聞き取りにくい状況を見ていただくと「豊かな音」「バランス」「快適さ重視」の3種類から選ぶことができます。
インテント3の場合

聞き取りにくい状況のラジオボタンがなくなり、快適重視のみの設定になります。
バーチャル外耳
バーチャル外耳(Virtual Outer Ear)は、補聴器のマイクが耳の後ろにあることで失われる 「耳介による空間的な音の手がかり」 を補完する技術です。これは、オーティコンの 「より良い音の知能」(MoreSound Intelligence) に組み込まれた重要な機能の一部です。
バーチャル外耳の設定
バーチャル外耳には、ユーザーの空間認識のニーズに応じて選べる 3種類のピンナ(耳介)モデル があります。

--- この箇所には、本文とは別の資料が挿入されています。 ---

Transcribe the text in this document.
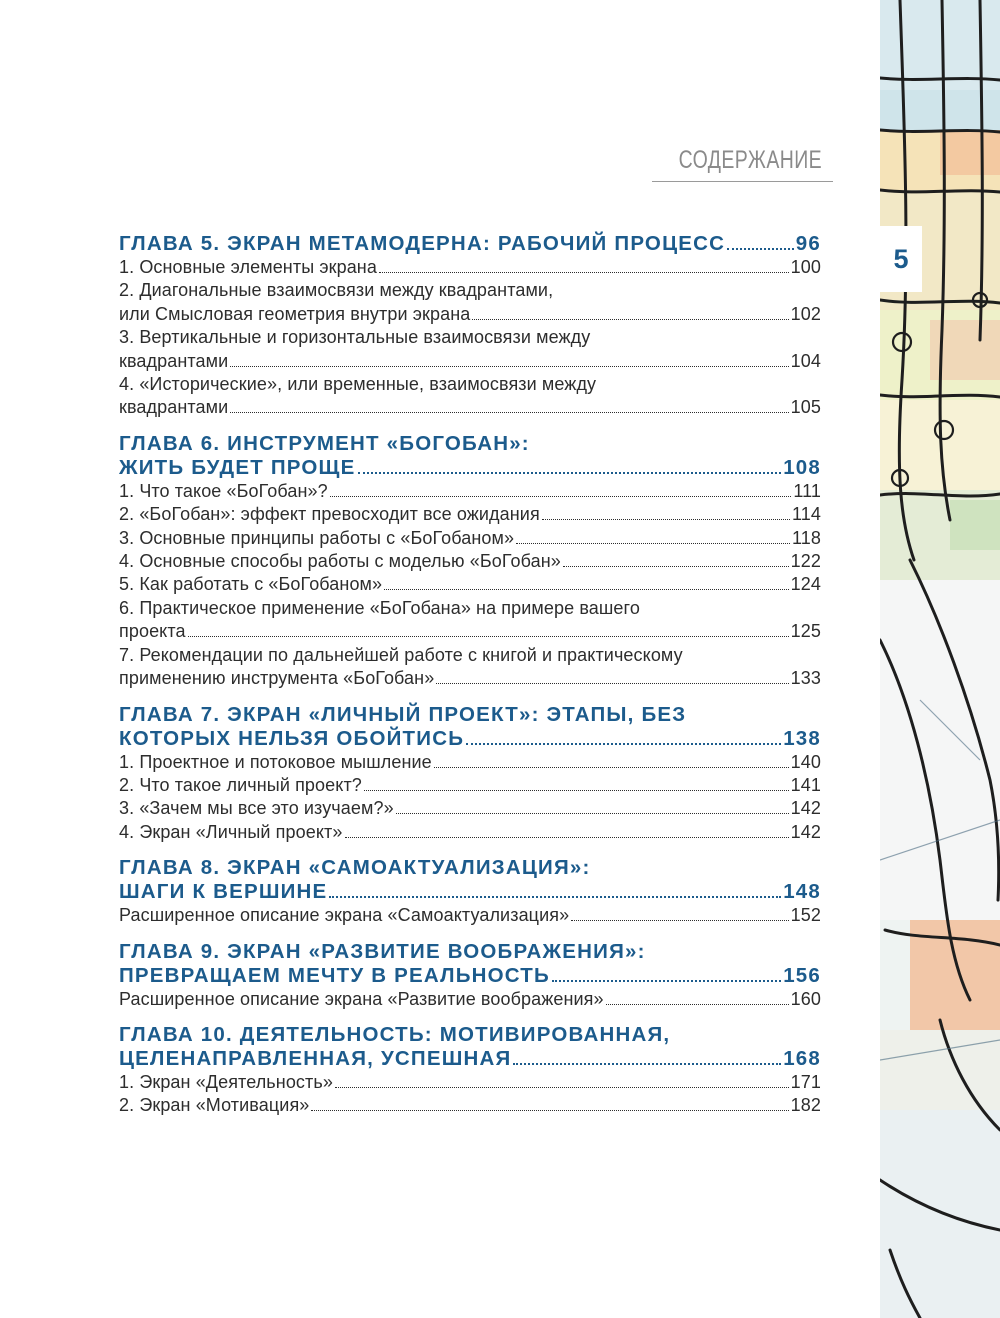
СОДЕРЖАНИЕ
ГЛАВА 5. ЭКРАН МЕТАМОДЕРНА: РАБОЧИЙ ПРОЦЕСС	96
1. Основные элементы экрана	100
2. Диагональные взаимосвязи между квадрантами,
или Смысловая геометрия внутри экрана	102
3. Вертикальные и горизонтальные взаимосвязи между
квадрантами	104
4. «Исторические», или временные, взаимосвязи между
квадрантами	105
ГЛАВА 6. ИНСТРУМЕНТ «БОГОБАН»:
ЖИТЬ БУДЕТ ПРОЩЕ	108
1. Что такое «БоГобан»?	111
2. «БоГобан»: эффект превосходит все ожидания	114
3. Основные принципы работы с «БоГобаном»	118
4. Основные способы работы с моделью «БоГобан»	122
5. Как работать с «БоГобаном»	124
6. Практическое применение «БоГобана» на примере вашего
проекта	125
7. Рекомендации по дальнейшей работе с книгой и практическому
применению инструмента «БоГобан»	133
ГЛАВА 7. ЭКРАН «ЛИЧНЫЙ ПРОЕКТ»: ЭТАПЫ, БЕЗ
КОТОРЫХ НЕЛЬЗЯ ОБОЙТИСЬ	138
1. Проектное и потоковое мышление	140
2. Что такое личный проект?	141
3. «Зачем мы все это изучаем?»	142
4. Экран «Личный проект»	142
ГЛАВА 8. ЭКРАН «САМОАКТУАЛИЗАЦИЯ»:
ШАГИ К ВЕРШИНЕ	148
Расширенное описание экрана «Самоактуализация»	152
ГЛАВА 9. ЭКРАН «РАЗВИТИЕ ВООБРАЖЕНИЯ»:
ПРЕВРАЩАЕМ МЕЧТУ В РЕАЛЬНОСТЬ	156
Расширенное описание экрана «Развитие воображения»	160
ГЛАВА 10. ДЕЯТЕЛЬНОСТЬ: МОТИВИРОВАННАЯ,
ЦЕЛЕНАПРАВЛЕННАЯ, УСПЕШНАЯ	168
1. Экран «Деятельность»	171
2. Экран «Мотивация»	182
5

- バランス 前方と後方の音のバランスを均等に保つ標準設定。様々な環境で自然な聞こえを提供。
- 広範囲 側面や後方の音を強調し、より広い音場を認識できるようにする。屋外や騒がしい環境での聞こえ向上に役立つ。
- 集中 前方の音に集中し、会話の明瞭度を向上。静かな環境で話し相手の声をより聞き取りやすくする。
バーチャル外耳の役割
- バーチャル外耳は 空間的な明瞭化処理(Spatial Clarity Processing) と連携し、補聴器のマイク位置による影響を補正。
- 空間バランサー(Spatial Balancer) と組み合わせ、騒音下でも音源のバランスを最適化。
- 神経明瞭化処理(Neural Clarity Processing) によって、深層学習モデルを活用し、より自然な聞こえを実現。
この技術により、補聴器装用者は より正確な音の空間認識 を得ることができ、快適なコミュニケーションが可能になります。